Biografische Skizze 2009

Am fünfzigsten Tag des vierten Quartals im Jahre 1961, an einem Sonntag zur Mittagsstunde geboren, verbrachte ich meine ersten sechs Lebensjahre im Glarnerland. Von der Berglandschaft zogen wir 1967 in die Stadt Zürich. In Wollishofen besuchte ich die Primarschule. Sieben Jahre später zügelten wir nach Winterthur.

Dort, auf dem Gymnasium, machte ich als Arbeiterkind zum ersten Mal Bekanntschaft mit Literatur und die Faszination, die ich damals ergriff, hat mich bis heute nicht verlassen. Ebenfalls sehr inspirierend war ein Austauschjahr in Los Angeles. Nach der Mittelschule liess ich mich zwar zum Primarlehrer ausbilden, untersuchte jedoch – was mir viel wichtiger schien – allerlei alternative Lebensformen, wobei ich schliesslich in ziemlich linksradikalen Kreisen angelangte. Die „Zürcher Bewegung“ und die „Winterthurer Ereignisse“ waren einschneidende Erlebnisse in meiner Jugend, wobei ich sowohl die Beschränkungen von Aktionismus als auch die harte Reaktion des Staates am eigenen Leib erfahren durfte.

Ernüchtert verliess ich Winterthur, um in Zürich Germanistik zu studieren. Obwohl ich Freude am Studium hatte, beschloss ich im Jahre 1987, meinem Herzen zu folgen: Ich zügelte am 1. Mai mit sieben Bananenschachteln im Zug nach Amsterdam. Dort hatte ich nämlich während einer Motorradreise meine Partnerin kennengelernt. Wir wohnten erst in einem besetzten Haus in der Altstadt, kauften aber bald schon ein Wohnboot, das ich eigenhändig renovierte. Ich verdiente mein Brot – wie schon in meiner Zürcher Zeit – mit Jobben und schrieb meinen ersten Roman „Aderlass“, der im Jahre 1992 beim Paranoia City Verlag in Zürich erschien.

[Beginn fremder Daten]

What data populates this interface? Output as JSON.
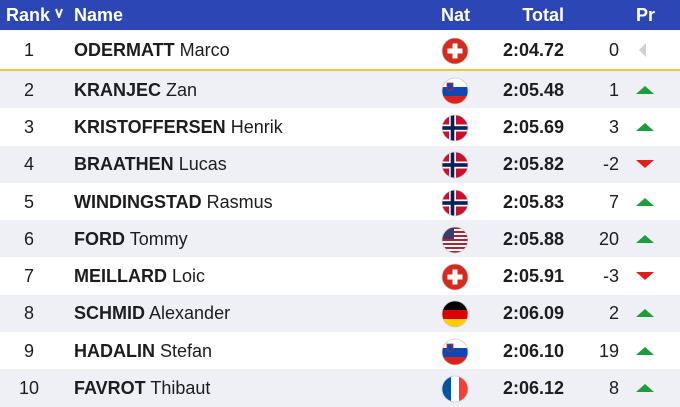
{
  "header": {
    "columns": [
      "Rank",
      "Name",
      "Nat",
      "Total",
      "Pr"
    ]
  },
  "table": {
    "rows": [
      [
        1,
        "ODERMATT",
        "Marco",
        "2:04.72",
        0
      ],
      [
        2,
        "KRANJEC",
        "Zan",
        "2:05.48",
        1
      ],
      [
        3,
        "KRISTOFFERSEN",
        "Henrik",
        "2:05.69",
        3
      ],
      [
        4,
        "BRAATHEN",
        "Lucas",
        "2:05.82",
        -2
      ],
      [
        5,
        "WINDINGSTAD",
        "Rasmus",
        "2:05.83",
        7
      ],
      [
        6,
        "FORD",
        "Tommy",
        "2:05.88",
        20
      ],
      [
        7,
        "MEILLARD",
        "Loic",
        "2:05.91",
        -3
      ],
      [
        8,
        "SCHMID",
        "Alexander",
        "2:06.09",
        2
      ],
      [
        9,
        "HADALIN",
        "Stefan",
        "2:06.10",
        19
      ],
      [
        10,
        "FAVROT",
        "Thibaut",
        "2:06.12",
        8
      ]
    ]
  }
}
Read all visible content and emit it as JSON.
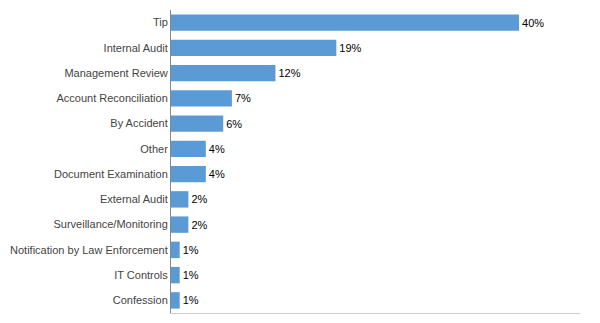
{
  "chart_data": {
    "type": "bar",
    "orientation": "horizontal",
    "categories": [
      "Confession",
      "IT Controls",
      "Notification by Law Enforcement",
      "Surveillance/Monitoring",
      "External Audit",
      "Document Examination",
      "Other",
      "By Accident",
      "Account Reconciliation",
      "Management Review",
      "Internal Audit",
      "Tip"
    ],
    "values": [
      1,
      1,
      1,
      2,
      2,
      4,
      4,
      6,
      7,
      12,
      19,
      40
    ],
    "value_labels": [
      "1%",
      "1%",
      "1%",
      "2%",
      "2%",
      "4%",
      "4%",
      "6%",
      "7%",
      "12%",
      "19%",
      "40%"
    ],
    "data_labels": true,
    "color": "#5b9bd5",
    "xlim": [
      0,
      47
    ],
    "tick_labels": "y",
    "grid": false
  }
}
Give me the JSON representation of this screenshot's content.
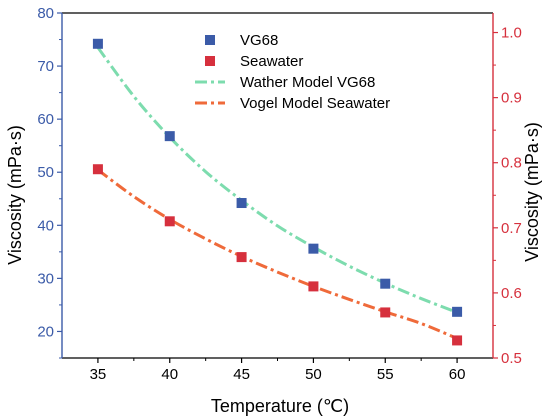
{
  "chart_data": {
    "type": "scatter",
    "xlabel": "Temperature (℃)",
    "ylabel_left": "Viscosity (mPa·s)",
    "ylabel_right": "Viscosity (mPa·s)",
    "x_ticks": [
      35,
      40,
      45,
      50,
      55,
      60
    ],
    "xlim": [
      32.5,
      62.5
    ],
    "ylim_left": [
      15,
      80
    ],
    "y_ticks_left": [
      20,
      30,
      40,
      50,
      60,
      70,
      80
    ],
    "ylim_right": [
      0.5,
      1.03
    ],
    "y_ticks_right": [
      "0.5",
      "0.6",
      "0.7",
      "0.8",
      "0.9",
      "1.0"
    ],
    "grid": false,
    "legend_position": "top-right",
    "series": [
      {
        "name": "VG68",
        "axis": "left",
        "kind": "markers",
        "marker": "square",
        "color": "#3b5ba8",
        "x": [
          35,
          40,
          45,
          50,
          55,
          60
        ],
        "y": [
          74.2,
          56.8,
          44.2,
          35.6,
          29.0,
          23.7
        ]
      },
      {
        "name": "Seawater",
        "axis": "right",
        "kind": "markers",
        "marker": "square",
        "color": "#d6303d",
        "x": [
          35,
          40,
          45,
          50,
          55,
          60
        ],
        "y": [
          0.79,
          0.71,
          0.655,
          0.61,
          0.57,
          0.527
        ]
      },
      {
        "name": "Wather Model VG68",
        "axis": "left",
        "kind": "line",
        "dash": "dash-dot",
        "color": "#7ddcae",
        "x": [
          35,
          37.5,
          40,
          42.5,
          45,
          47.5,
          50,
          52.5,
          55,
          57.5,
          60
        ],
        "y": [
          73.5,
          64.3,
          56.6,
          50.1,
          44.7,
          39.9,
          35.9,
          32.3,
          29.1,
          26.2,
          23.6
        ]
      },
      {
        "name": "Vogel  Model Seawater",
        "axis": "right",
        "kind": "line",
        "dash": "dash-dot",
        "color": "#ef6a3a",
        "x": [
          35,
          37.5,
          40,
          42.5,
          45,
          47.5,
          50,
          52.5,
          55,
          57.5,
          60
        ],
        "y": [
          0.789,
          0.748,
          0.713,
          0.683,
          0.656,
          0.632,
          0.61,
          0.59,
          0.571,
          0.553,
          0.53
        ]
      }
    ]
  },
  "colors": {
    "axis": "#000000",
    "left_axis": "#3b5ba8",
    "right_axis": "#d6303d"
  }
}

Hernach kam ich, was das Schreiben betrifft, in eine unangenehme Situation: Während ich mich immer weiter in die holländische Gesellschaft integrierte, verlor ich einen Teil meines deutschen Sprachgefühls. Ich driftete zwischen Holländisch und Deutsch, ohne eine der beiden Sprachen zum Schreiben gebrauchen zu können. Erst später, nachdem ich das Holländisch zu beherrschen gelernt hatte, kehrte mein deutsches Sprachgefühl zurück.

Um „Brood op de plank“ zu kriegen, arbeitete ich als Zimmermann, Deutschlehrer und später als Heimleiter.

Ein wichtiges Ereignis war 1996 die Geburt meines Sohnes Sjoerd. Nebst einer unendlichen Liebe, die ich für ihn empfinde, liess mich seine Geburt auch erkennen, dass ich meinem Leben eine andere, minder flüchtige Struktur geben musste. Ich liess mich umschulen, ging in Therapie und trennte mich von meiner Partnerin. Und ich nahm das Schreiben wieder auf. In dieser Konstellation ist “Büsserschnee” entstanden.

Heute wohne ich zusammen mit meinem Sohn auf unserem selbsterbauten Wohnboot am Rande von Amsterdam. Ich arbeite als Manager in einer psychiatrischen Klinik und schreibe momentan an meinem dritten Roman, „Fall Sinestra“, einem „Sequel“ zu Glausers Wachtmeister-Studer-Romanen.